More Wrong from Wright
After Foreign Policy published Karen Armstrong’s error riddled piece, they have decided to commission more of the same from Robert Wright. In his newest piece, he takes on the “new atheists,” which has become his favorite topic recently.
Even on the secular left, the alarming implications of the “crusade against religion” are becoming apparent: Though the New Atheists claim to be a progressive force, they often abet fundamentalists and reactionaries, from the heartland of America to the Middle East.
If you’re a Midwestern American, fighting to keep Darwin in the public schools and intelligent design out, the case you make to conservative Christians is that teaching evolution won’t turn their children into atheists. So the last thing you need is for the world’s most famous teacher of evolution, Richard Dawkins, to be among the world’s most zealously proselytizing atheists. These atmospherics only empower your enemies.
I posted some of my thoughts in the comment section at FP so I’ll just reproduce them here.
Of course, we’re all adult enough to read these silly perspectives and dismiss them, but I wish FP would print someone who differs on this “new atheist” issue. Didn’t they just publish Karen Armstrong’s awful piece? What did Wright offer that was different? Although it wouldn’t be very useful, I could stand hearing the same arguments if they were at least more well reasoned.

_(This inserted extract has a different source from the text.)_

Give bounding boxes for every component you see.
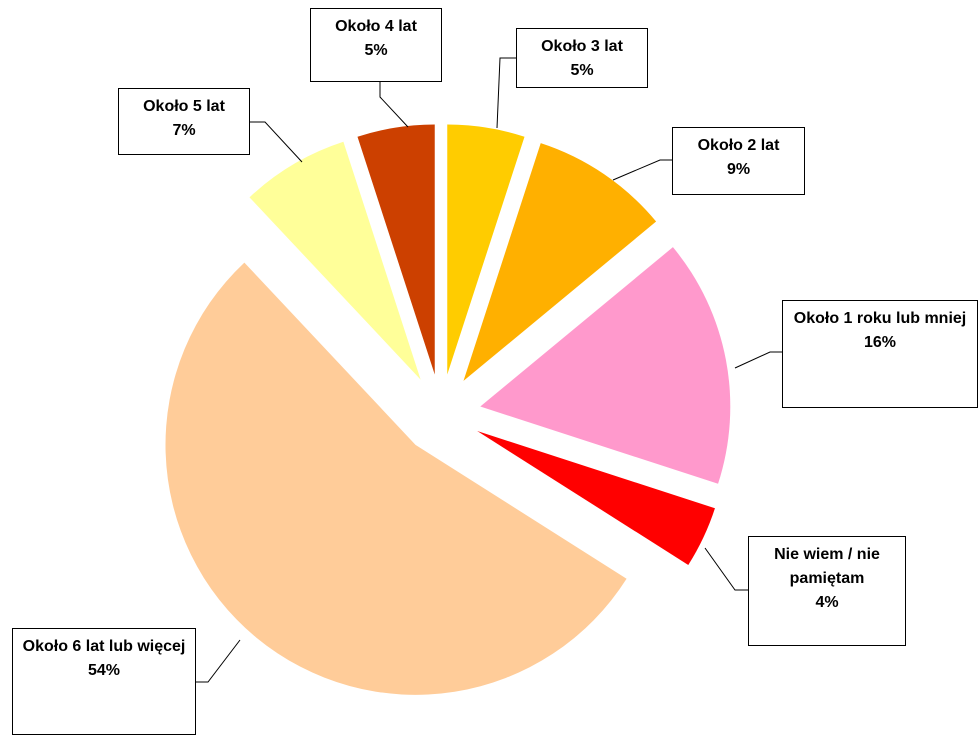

Similar to Armstrong, Wright just makes assertions without backing them up. “But the New Atheists’ main short-term goal wasn’t to turn believers into atheists, it was to turn atheists into New Atheists” Oh? Where and when was that decided? Also, yes, keeping creationism out of schools is important to each of the new atheists, but what they each stress is valuing reason over faith in all cases. He misses the point; their common attitudes converge on shifting the popular notion that faith offers a useful path to knowledge. So their “goals” are bigger than any specific science versus religion fight. No worries though, Wright provides no evidence that new atheists are actually hurting the case for evolution over creationism.

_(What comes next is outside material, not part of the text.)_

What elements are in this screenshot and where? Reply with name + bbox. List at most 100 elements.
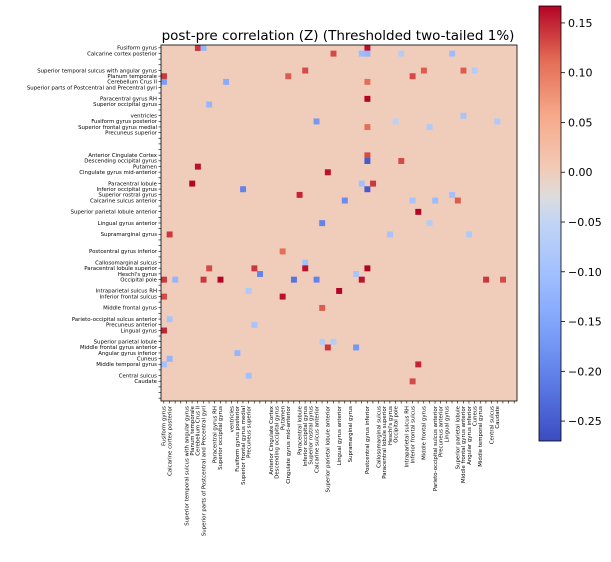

Finally, can he and Armstrong just quit equating atheists with “divisive fundamentalism” or the militantly religious? Anyone who thinks that strongly criticizing unsupported beliefs is on the same level as burning girls with acid, suicide murder, or supporting, say, anti-gay legislation in Uganda which could lead to genocide should not be taken seriously. I expect more from Foreign Policy.
I also responded to a fellow commenter who claimed that atheists ignore secular ideologies. It is a familiar and annoying argument to which I responded:
None argue that secular ideologies are fine and only religious ones are a problem. That’s the whole problem that Sam Harris pinpointed when he argued it is a mistake to identify mainly as atheists. The problem is not just religion. It is faith. Faith in secular political ideologies as well as faith in any religion. Religion just happens to be a particularly deep well of dangerous faith-based thinking – and one that is often taboo to criticize.